Радостный вопль хозяйских собак, счастливый визг моего кобла, в куче друганов крутящегося подле избы, Стас, выскочивший в жеваных кальсонах наружу, – все, притопал, принимай, хозяин, на целый месяц своего старого друга! Оладушки, смородинное варенье, душистый чаек, специфичный запашок заматерелого зимовья, вмиг опавшие усталые плечи, расслабуха и тихая радость от встречи. Хвастаюсь своей удачей, разглаживаю на коленке бархатистую соболюшку и не сразу замечаю чуть помрачневшую физиономию закадычного друга. Достав маленький ножичек, Стас, оснимывая профессионально тушку, читает параллельно курс молодого бойца, раскрывая повторно специфику пушного промысла, включая обработку сырья. Затем, натянув шкурку на «пялку» и расправив все складки, отправляет ее на сушку. Вот тут и выясняется, что по сей день он не добыл еще ни одного соболя. Пытаясь как-то развеселить друга, выдаю серию новых анекдотов, но разговор как-то не клеится, и мы, покормив собак, укладываемся баиньки.
А на следующий день началась работа. С утра, перекусив, отправляемся со всем хвостатым шалманом в тайгу. Ходовая охота в ноябре, при небольшом снежном покрове, зачастую бывает очень эффективна, что и подтвердил наш первый совместный выход. Собаки работали не переставая, белки вдоль реки было полно, около обеда загнали и взяли первого соболя, а около четырех вечера – второго. Утомленные, но страшно довольные возвращались мы в зимовье. Достав с полки поставленную к моему приходу трехлитровку рябиновки с наклейкой «Тимофеевка», отметили удачное открытие сезона, а далее началась тяжелая промысловая охота со всеми хохмами, неудачами и радостями. Ну, об этом уже опосля…

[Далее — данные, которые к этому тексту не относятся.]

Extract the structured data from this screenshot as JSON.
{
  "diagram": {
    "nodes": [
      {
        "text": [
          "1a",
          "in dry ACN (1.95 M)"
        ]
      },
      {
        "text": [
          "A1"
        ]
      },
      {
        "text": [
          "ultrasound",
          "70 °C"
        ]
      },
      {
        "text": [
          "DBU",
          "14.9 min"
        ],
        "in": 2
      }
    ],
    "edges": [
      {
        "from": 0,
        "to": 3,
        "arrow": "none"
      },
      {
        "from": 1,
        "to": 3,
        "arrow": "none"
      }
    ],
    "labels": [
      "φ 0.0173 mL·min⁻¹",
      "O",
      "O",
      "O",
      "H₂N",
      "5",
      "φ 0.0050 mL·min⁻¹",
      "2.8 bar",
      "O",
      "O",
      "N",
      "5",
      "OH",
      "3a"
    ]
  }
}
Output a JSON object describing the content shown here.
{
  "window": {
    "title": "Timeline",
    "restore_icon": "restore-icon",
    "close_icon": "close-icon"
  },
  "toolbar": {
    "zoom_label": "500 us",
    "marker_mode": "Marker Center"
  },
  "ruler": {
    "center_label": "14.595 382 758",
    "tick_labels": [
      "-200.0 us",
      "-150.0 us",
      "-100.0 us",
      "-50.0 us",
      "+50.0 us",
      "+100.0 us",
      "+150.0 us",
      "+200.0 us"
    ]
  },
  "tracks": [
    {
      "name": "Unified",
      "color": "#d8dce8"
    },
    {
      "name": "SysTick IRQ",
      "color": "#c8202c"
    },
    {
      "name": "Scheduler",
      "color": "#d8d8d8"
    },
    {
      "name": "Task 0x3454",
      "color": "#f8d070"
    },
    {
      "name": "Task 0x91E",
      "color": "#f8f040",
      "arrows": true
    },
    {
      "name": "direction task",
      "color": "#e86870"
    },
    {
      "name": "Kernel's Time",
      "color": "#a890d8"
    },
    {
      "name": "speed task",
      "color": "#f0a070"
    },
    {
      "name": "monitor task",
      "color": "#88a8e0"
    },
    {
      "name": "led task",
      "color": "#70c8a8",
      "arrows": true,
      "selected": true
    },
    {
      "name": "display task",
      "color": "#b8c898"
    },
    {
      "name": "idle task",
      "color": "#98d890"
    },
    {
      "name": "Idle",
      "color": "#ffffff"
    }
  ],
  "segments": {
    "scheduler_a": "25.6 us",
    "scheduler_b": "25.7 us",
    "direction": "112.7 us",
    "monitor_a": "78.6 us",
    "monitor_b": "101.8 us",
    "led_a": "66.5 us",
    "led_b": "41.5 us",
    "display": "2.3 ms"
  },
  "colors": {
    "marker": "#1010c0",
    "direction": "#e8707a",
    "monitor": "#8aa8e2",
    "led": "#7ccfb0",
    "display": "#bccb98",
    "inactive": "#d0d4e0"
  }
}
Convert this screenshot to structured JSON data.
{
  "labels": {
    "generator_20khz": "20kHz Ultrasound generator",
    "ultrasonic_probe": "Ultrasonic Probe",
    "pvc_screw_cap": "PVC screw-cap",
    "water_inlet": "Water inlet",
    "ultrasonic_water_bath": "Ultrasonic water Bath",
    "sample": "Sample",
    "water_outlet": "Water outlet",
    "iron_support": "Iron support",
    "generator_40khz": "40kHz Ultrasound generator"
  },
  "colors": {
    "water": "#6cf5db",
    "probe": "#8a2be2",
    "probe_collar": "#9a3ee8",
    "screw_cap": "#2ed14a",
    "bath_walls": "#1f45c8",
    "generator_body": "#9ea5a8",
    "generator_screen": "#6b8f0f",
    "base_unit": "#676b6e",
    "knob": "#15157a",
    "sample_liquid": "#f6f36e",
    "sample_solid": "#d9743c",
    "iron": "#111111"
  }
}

Табачище, разудалый хохот и не менее слабые выражения, бутылочка «Салхино», пущенная по кругу, – далекий шестьдесят первый год, третий этаж «зиковской» общаги на Эльмаше. Кутерьма сборов первого десанта на далекие и пока неведомые Саяны. Нас трое: Игорь Дю-Вернуа, «Дюша», хохмач и умница; Витька Широков, «Пиня», самый старый, ему аж двадцать шесть, позади Казанский авиационный с красным дипломом, спортсмен и дюже серьезный по жизни; ну и я, «Тимоха», молодой раздолбай, склонный к авантюрам, о котором родная бабуля всегда говаривала, что, мол, у тебя, Валерко, с детства шило в заднице.
Дюша
Регочущая компания здоровяков, крякая и сквернословя, уминает наши «абалаки», набитые «констервой», крупами, носками, запасными штанами, патронами и рыболовными снастями, стараясь распределить веса рюкзаков с учетом наших собственных. Наконец все затихло. Вся толпа по русскому обычаю рассаживается кто где: на полу, на подоконниках и кроватях. Минута молчания – и дружный топот молодой оравы, рвущейся на ж/д вокзал, завершает первый акт этого действа. «Дюша», обрушившийся при посадке под грузом огромного рюкзака, вызвал недоуменные возгласы друзей, прокомментировавших данное событие чрезвычайно образно, экстраполируя его во времени и пространстве.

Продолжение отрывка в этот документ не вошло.